2.1 Learned counsel for the appellant submitted that the impugned order of the High Court has no legal basis. Merely because the impugned order before the High Court was implemented to avoid possible contempt proceedings that did not take away the right of the appellants to prefer an appeal and question correctness of the impugned order.
3. Learned counsel for the respondent on the other hand supported the judgment.
4. It has been noted by this Court that if even in cases where interim relief is not granted in favour of the applicant and the order is implemented that does not furnish a ground for not entertaining the appeal to be heard on merits. (See : Nagar Mahapalika v. State of U.P. [JT 2006 (5) SC 318; 2006 (5) SCC 127]. Similar view was also take in Nagesh Datta Shetti v. State of Karnataka [JT 2005 (2) SC 597; 2005 (10) SCC 383].

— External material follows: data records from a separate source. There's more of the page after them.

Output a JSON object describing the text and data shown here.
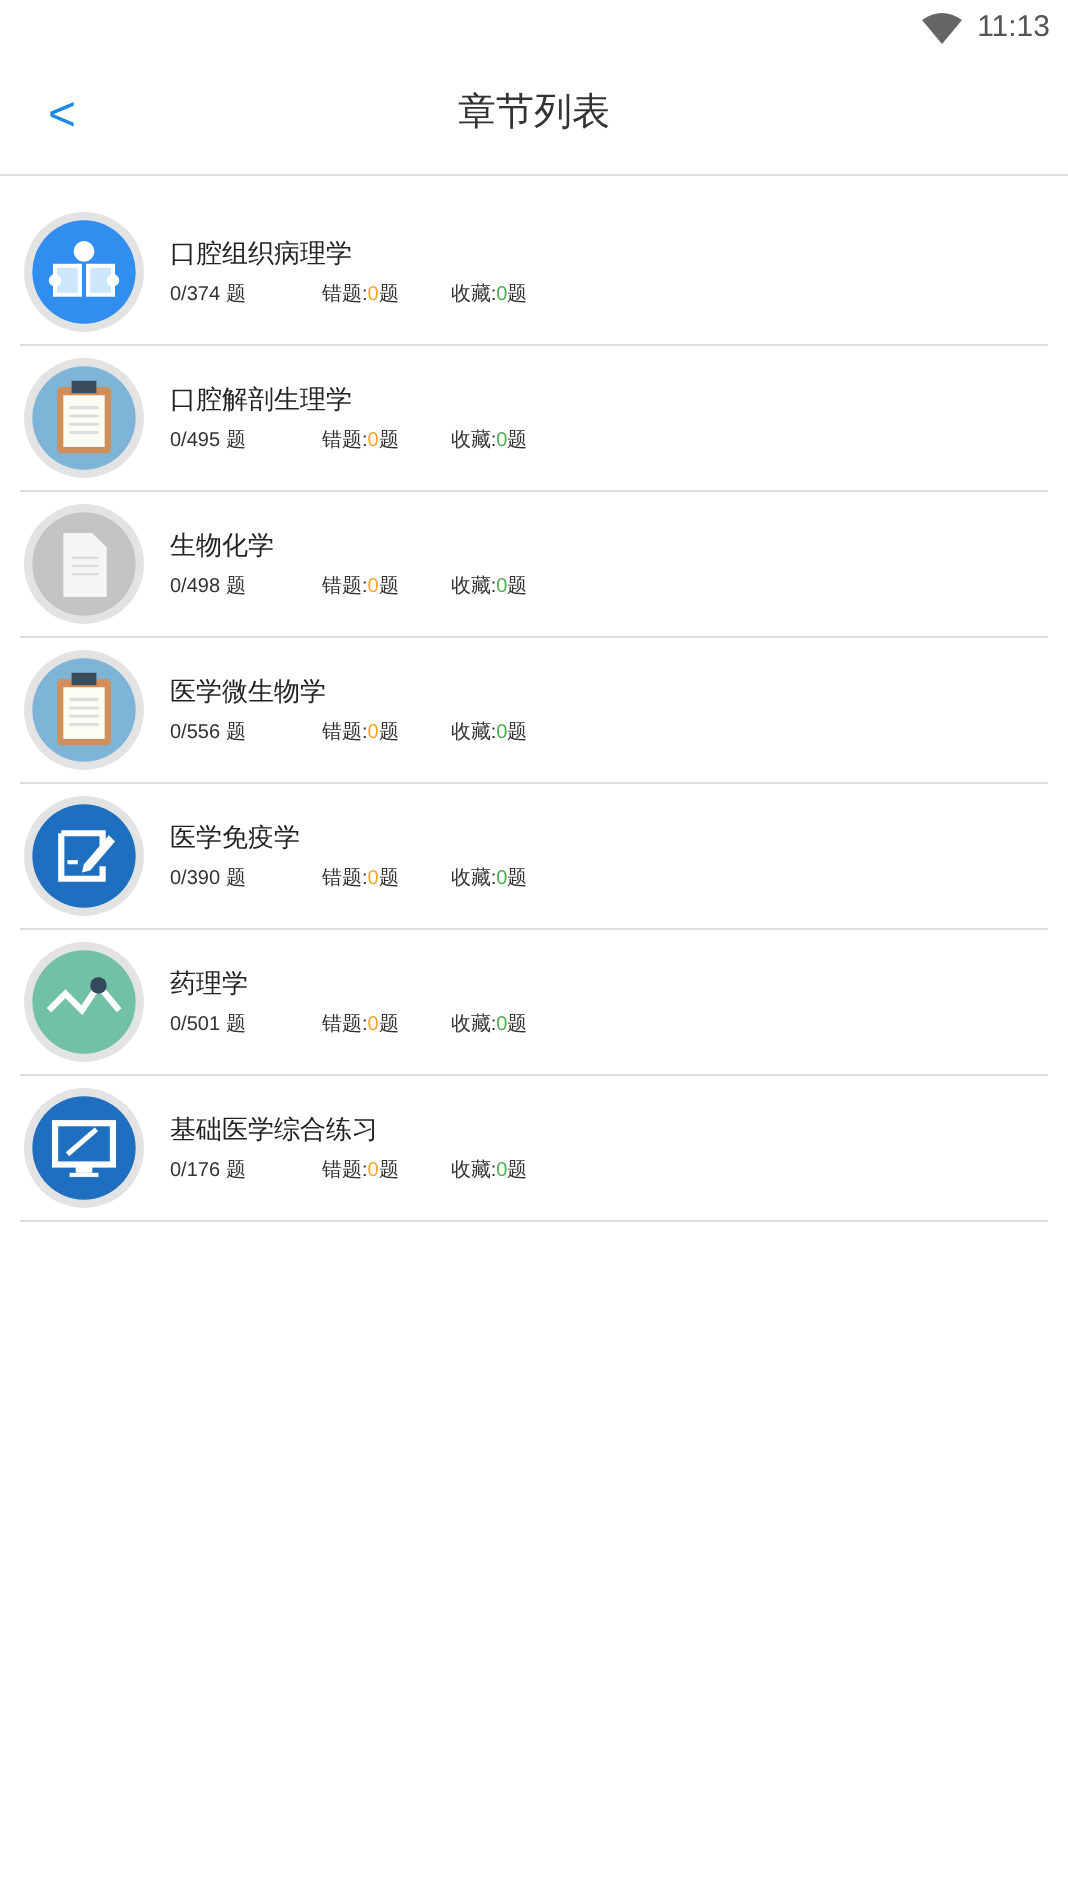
{
  "status_bar": {
    "time": "11:13"
  },
  "header": {
    "back": "<",
    "title": "章节列表"
  },
  "chapters": [
    {
      "kind": "book",
      "title": "口腔组织病理学",
      "progress": "0/374 题",
      "wrong_label": "错题:",
      "wrong_count": "0",
      "wrong_unit": "题",
      "fav_label": "收藏:",
      "fav_count": "0",
      "fav_unit": "题"
    },
    {
      "kind": "clipboard",
      "title": "口腔解剖生理学",
      "progress": "0/495 题",
      "wrong_label": "错题:",
      "wrong_count": "0",
      "wrong_unit": "题",
      "fav_label": "收藏:",
      "fav_count": "0",
      "fav_unit": "题"
    },
    {
      "kind": "document",
      "title": "生物化学",
      "progress": "0/498 题",
      "wrong_label": "错题:",
      "wrong_count": "0",
      "wrong_unit": "题",
      "fav_label": "收藏:",
      "fav_count": "0",
      "fav_unit": "题"
    },
    {
      "kind": "clipboard",
      "title": "医学微生物学",
      "progress": "0/556 题",
      "wrong_label": "错题:",
      "wrong_count": "0",
      "wrong_unit": "题",
      "fav_label": "收藏:",
      "fav_count": "0",
      "fav_unit": "题"
    },
    {
      "kind": "pen",
      "title": "医学免疫学",
      "progress": "0/390 题",
      "wrong_label": "错题:",
      "wrong_count": "0",
      "wrong_unit": "题",
      "fav_label": "收藏:",
      "fav_count": "0",
      "fav_unit": "题"
    },
    {
      "kind": "chart",
      "title": "药理学",
      "progress": "0/501 题",
      "wrong_label": "错题:",
      "wrong_count": "0",
      "wrong_unit": "题",
      "fav_label": "收藏:",
      "fav_count": "0",
      "fav_unit": "题"
    },
    {
      "kind": "monitor",
      "title": "基础医学综合练习",
      "progress": "0/176 题",
      "wrong_label": "错题:",
      "wrong_count": "0",
      "wrong_unit": "题",
      "fav_label": "收藏:",
      "fav_count": "0",
      "fav_unit": "题"
    }
  ]
}
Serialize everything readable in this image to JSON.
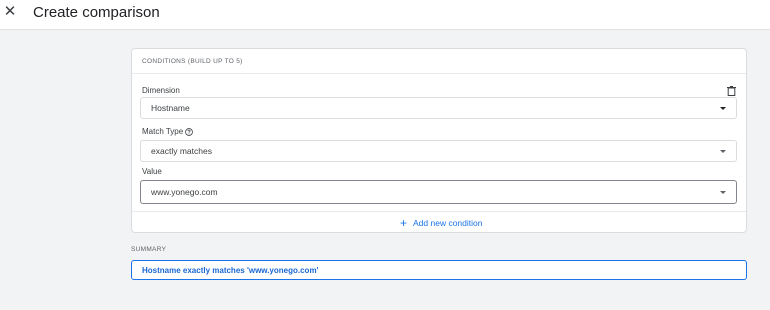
{
  "header": {
    "close_icon": "close-icon",
    "title": "Create comparison"
  },
  "conditions": {
    "heading": "CONDITIONS (BUILD UP TO 5)",
    "dimension": {
      "label": "Dimension",
      "value": "Hostname",
      "delete_icon": "trash-icon"
    },
    "match_type": {
      "label": "Match Type",
      "help_icon": "help-circle-icon",
      "value": "exactly matches"
    },
    "value_field": {
      "label": "Value",
      "value": "www.yonego.com"
    },
    "add_condition_label": "Add new condition"
  },
  "summary": {
    "label": "SUMMARY",
    "text": "Hostname exactly matches 'www.yonego.com'"
  },
  "colors": {
    "accent": "#1a73e8",
    "background": "#f1f3f4",
    "card": "#ffffff"
  }
}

5. In Union of India v. G.R. Prabhavalkar and Ors. [1973 (4) SCC 183] it was observed at para 23 as follows:
‘Mr. Singhvi, learned counsel, then referred us to the fact that after the judgment of the High Court the State Government has passed an order on March 19, 1971, the effect of which is to equate the Sales Tax Officers of the erstwhile Madhya Pradesh State with the Sales Tax Officers, Grade III of Bombay. This order, in our opinion, has been passed by the State Government only to comply with the directions given by the High Court. It was made during a period when the appeal against the judgment was pending in this Court. The fact that the State Government took steps to comply with the directions of the High Court cannot lead to the inference that the appeal by the Union of India has become infructuous.’
6. Above position was also noted in Union of India v. Narender Singh [JT 2005 (6) SC 450; 2005 (6) SCC 106].
7. Above being the position the impugned order of the High Court cannot be maintained and is set aside. The writ appeal shall be heard by the High Court on merits about which we express no opinion. The appeal is allowed to the aforesaid extent. No costs.